[159:4] Higgins: Anacalypsis, vol. i. p. 150.
[159:5] See Rhys David's Buddhism, p. 25.
[159:6] See Cox: Aryan Myths, vol. ii. p. 31.
CHAPTER XVII.
THE GENEALOGY OF CHRIST JESUS.
The biographers of Jesus, although they have placed him in a position the most humiliating in his infancy, and although they have given him poor and humble parents, have notwithstanding made him to be of royal descent. The reasons for doing this were twofold. First, because, according to the Old Testament, the expected Messiah was to be of the seed of Abraham,[160:1] and second, because the Angel-Messiahs who had previously been on earth to redeem and save mankind had been of royal descent, therefore Christ Jesus must be so.

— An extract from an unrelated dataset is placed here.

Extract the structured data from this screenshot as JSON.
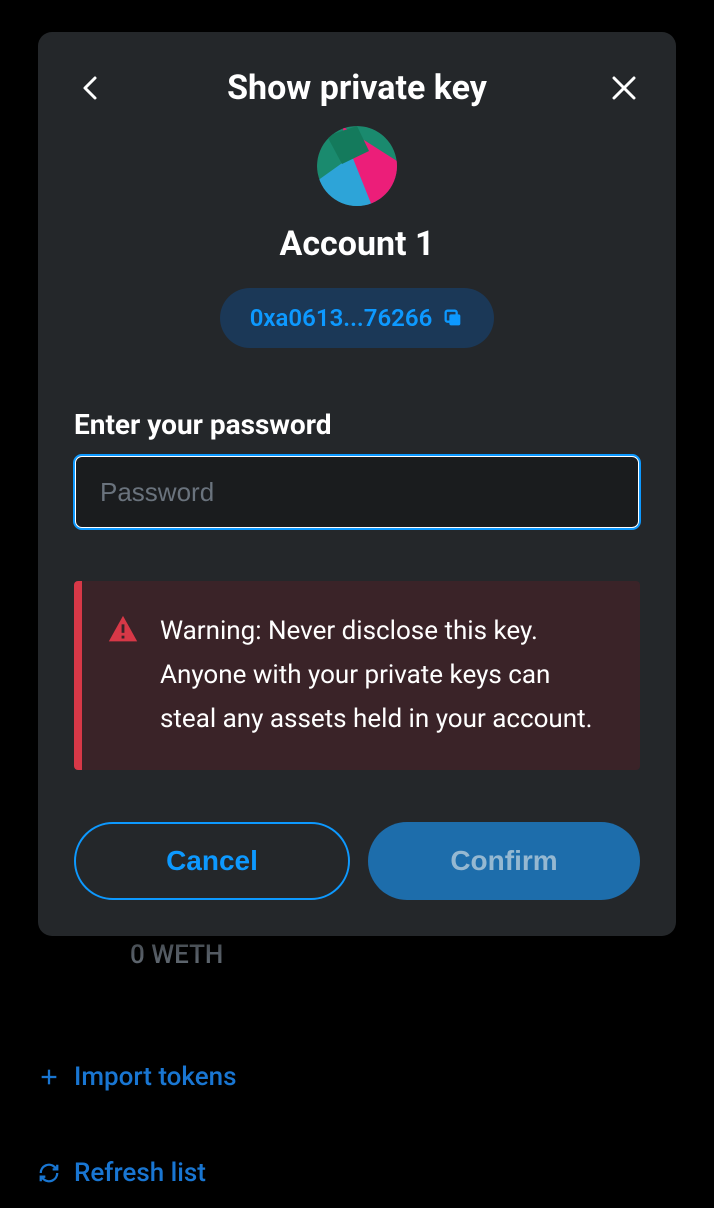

The following story, taken from Colebrooke's "Miscellaneous Essays,"[160:2] clearly shows that this idea was general:
"The last of the Jinas, Vardhamâna, was at first conceived by Devanandā, a Brahmānā. The conception was announced to her by a dream. Sekra, being apprised of his incarnation, prostrated himself and worshiped the future saint (who was in the womb of Devanandā); but reflecting that no great saint was ever born in an indigent or mendicant family, as that of a Brahmānā, Sekra commanded his chief attendant to remove the child from the womb of Devanandā to that of Trisala, wife of Siddhartha, a prince of the race of Jeswaca, of the Kasyapa family."